Information compiled by the Historica-Dominion Institute, an association dedicated to history and citizenship in Canada, has found that Canadians are proud to show their patriotism. In an Ipsos Reid poll taken across the country it has been found that the stereotypical Canadian that is humble in showing their patriotism is not quite right.
“We tend to think of Canadians as modest in demonstrating patriotism,” Jeremy Diamond, Director of the Historica-Dominion Institute, stated. “We’re thrilled to see that in fact, Canadians are ready to show their pride in all kinds of ways, both traditional and non-traditional and that we have a national symbol so defining that Canadians overwhelming choose to display it in their spaces, on their clothes and even on their bodies.”

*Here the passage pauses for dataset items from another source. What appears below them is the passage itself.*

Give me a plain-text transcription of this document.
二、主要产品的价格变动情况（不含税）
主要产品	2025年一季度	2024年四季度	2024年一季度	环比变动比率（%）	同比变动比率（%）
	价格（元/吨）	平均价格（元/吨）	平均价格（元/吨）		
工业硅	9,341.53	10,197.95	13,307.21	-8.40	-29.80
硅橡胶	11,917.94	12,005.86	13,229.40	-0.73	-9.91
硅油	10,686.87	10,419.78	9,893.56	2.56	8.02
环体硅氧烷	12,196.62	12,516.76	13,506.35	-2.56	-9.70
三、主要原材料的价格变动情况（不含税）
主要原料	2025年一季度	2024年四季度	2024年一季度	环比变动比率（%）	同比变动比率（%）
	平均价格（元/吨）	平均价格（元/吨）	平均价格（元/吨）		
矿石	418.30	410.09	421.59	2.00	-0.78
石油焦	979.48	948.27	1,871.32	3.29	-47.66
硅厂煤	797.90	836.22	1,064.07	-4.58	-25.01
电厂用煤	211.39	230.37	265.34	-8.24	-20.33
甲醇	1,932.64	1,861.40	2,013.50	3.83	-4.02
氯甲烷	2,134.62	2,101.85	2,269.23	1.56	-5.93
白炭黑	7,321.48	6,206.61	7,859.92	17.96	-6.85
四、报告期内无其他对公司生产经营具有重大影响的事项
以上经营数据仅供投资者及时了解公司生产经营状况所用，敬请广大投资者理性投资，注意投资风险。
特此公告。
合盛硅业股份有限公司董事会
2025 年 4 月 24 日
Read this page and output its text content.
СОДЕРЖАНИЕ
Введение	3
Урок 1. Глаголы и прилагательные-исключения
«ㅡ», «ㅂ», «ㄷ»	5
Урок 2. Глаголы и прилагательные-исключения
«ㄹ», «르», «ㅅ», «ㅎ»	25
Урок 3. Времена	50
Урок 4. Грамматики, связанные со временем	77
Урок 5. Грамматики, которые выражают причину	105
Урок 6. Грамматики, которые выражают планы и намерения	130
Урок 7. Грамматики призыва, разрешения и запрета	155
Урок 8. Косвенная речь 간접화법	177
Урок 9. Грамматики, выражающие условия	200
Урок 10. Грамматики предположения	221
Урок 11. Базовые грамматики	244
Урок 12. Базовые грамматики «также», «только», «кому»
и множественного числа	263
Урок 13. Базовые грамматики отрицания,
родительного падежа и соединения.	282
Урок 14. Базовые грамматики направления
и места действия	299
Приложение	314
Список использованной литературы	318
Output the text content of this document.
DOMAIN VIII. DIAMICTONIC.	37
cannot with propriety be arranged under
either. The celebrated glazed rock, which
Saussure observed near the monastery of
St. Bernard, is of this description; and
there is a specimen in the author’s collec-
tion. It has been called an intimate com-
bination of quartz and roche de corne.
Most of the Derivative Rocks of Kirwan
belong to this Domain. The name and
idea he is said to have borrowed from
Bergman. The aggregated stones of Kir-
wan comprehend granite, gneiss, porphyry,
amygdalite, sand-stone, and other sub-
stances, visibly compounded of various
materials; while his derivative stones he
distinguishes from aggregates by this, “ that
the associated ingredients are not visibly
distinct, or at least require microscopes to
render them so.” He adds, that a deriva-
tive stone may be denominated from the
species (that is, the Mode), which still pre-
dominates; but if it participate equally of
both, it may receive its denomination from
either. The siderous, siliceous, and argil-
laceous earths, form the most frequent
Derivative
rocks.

The study found that 59 percent of Canadians identify the maple leaf as the national symbol, with only nine percent choosing the beaver and seven percent the polar bear. Sixty-nine percent of Canadians knew Sir John A. Macdonald is depicted on Canadian money, while 58 percent knew Wilfred Laurier also appears.
Forty eight percent of those polled would choose salmon, Pacific or Atlantic, as Canada’s national food. Second to salmon was poutine, with 21 percent choosing this as a quintessential Canadian food. Of this 21 percent, 40 percent of those who chose poutine were younger Canadians. Almost half of the people who participated in the poll chose beer as Canada’s national beverage.
Two in 10 Canadians agreed that they would consider getting a tattoo of the Canadian flag somewhere on their person. Out of those who said they would consider a tattoo 36 percent were from Saskatchewan and Manitoba. While three-quarters of the polled population said that it is appropriate to show patriotism by exhibiting the flag in any way.